I will say first I love that this story is a fictional account of a true story!!! I found myself stopping while I was reading the book to research the case as well. Another thing I love about this story is that is written by a woman African American Author Dolen Perkins-Valdez. I think if any other author had attempted to retell this story it would not have gone over well.
This story is so well written that I as a mom of 3 beautiful mixed girls ( my girls are first-generation Mexican- Americans) cried when the young girls were subjected to something that would change their lives forever- and that was before they could even really begin to have a life. How disheartening to see this happening to some just because of their race? It is sad to read and even sadder to realize that a lot of this is still happening in our country today.
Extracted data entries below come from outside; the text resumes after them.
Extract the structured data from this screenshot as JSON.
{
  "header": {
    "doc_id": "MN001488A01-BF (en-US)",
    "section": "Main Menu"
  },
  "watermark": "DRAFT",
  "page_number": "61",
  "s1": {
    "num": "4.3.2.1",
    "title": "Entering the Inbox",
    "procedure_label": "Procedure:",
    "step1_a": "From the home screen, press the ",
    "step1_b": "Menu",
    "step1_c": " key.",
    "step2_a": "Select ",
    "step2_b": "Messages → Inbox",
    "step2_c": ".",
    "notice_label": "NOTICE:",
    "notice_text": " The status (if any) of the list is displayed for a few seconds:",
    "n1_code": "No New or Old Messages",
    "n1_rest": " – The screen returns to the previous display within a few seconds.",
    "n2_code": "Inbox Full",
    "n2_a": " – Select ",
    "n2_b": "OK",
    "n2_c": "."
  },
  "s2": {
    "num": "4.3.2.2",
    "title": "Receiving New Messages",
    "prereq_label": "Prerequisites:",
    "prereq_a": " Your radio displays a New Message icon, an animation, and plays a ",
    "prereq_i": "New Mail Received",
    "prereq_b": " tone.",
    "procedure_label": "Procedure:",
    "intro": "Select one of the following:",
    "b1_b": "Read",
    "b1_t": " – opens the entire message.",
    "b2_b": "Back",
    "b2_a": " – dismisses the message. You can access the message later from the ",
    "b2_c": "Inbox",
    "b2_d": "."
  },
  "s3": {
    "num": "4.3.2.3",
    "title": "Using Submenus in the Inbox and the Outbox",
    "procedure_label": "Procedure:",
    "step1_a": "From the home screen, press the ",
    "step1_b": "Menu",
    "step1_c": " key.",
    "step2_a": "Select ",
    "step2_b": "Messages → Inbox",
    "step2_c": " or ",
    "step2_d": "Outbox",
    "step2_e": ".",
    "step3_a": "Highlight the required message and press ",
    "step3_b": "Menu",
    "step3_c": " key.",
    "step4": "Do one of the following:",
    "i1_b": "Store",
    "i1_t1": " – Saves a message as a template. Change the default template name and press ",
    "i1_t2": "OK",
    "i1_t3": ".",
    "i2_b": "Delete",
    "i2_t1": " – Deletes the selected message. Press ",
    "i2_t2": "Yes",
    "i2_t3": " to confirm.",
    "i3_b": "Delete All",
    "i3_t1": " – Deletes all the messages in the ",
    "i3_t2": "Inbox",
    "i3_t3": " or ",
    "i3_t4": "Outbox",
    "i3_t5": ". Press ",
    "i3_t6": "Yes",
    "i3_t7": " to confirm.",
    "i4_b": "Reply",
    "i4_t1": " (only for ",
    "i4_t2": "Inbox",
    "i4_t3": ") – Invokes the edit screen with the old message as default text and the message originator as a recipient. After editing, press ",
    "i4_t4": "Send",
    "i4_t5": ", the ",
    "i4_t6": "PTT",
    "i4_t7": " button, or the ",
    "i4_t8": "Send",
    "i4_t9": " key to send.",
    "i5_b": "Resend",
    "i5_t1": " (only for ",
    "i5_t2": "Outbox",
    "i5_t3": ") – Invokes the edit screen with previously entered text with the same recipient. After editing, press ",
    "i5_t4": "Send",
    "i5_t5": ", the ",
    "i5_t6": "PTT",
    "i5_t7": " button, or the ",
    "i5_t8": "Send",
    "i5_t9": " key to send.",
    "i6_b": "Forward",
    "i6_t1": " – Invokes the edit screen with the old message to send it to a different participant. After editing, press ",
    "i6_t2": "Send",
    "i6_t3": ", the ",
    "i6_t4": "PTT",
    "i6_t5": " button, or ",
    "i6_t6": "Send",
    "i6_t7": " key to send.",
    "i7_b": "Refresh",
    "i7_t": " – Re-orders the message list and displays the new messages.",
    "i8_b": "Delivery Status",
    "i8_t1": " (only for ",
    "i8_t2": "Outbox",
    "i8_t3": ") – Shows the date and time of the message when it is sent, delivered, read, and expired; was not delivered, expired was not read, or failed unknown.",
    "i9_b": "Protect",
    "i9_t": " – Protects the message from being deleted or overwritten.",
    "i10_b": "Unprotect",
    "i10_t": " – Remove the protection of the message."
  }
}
Just look at the mortality rates of patients with COVID.
I honestly did not know what to expect when I picked this book, something just drew me to it. But I will say that I am making a conscious effort to read more books written by people of color thanks to my dear friend Azanique who started an online book club during Covid that focuses on reading only books written by people of color. It has opened my eyes to authors that I never would have found and who I now devour anything they write.
Would I recommend this book?
100% yes I would. I love that the story is told through the eyes of the nurse who becomes a doctor and realizes the horror that she inflicts on these sisters without really knowing what was happening all in the name of medicine. And I love how Civil does everything she could to make it right!!
So that is what I am reading this week. Tell me what do you have on your bedside table?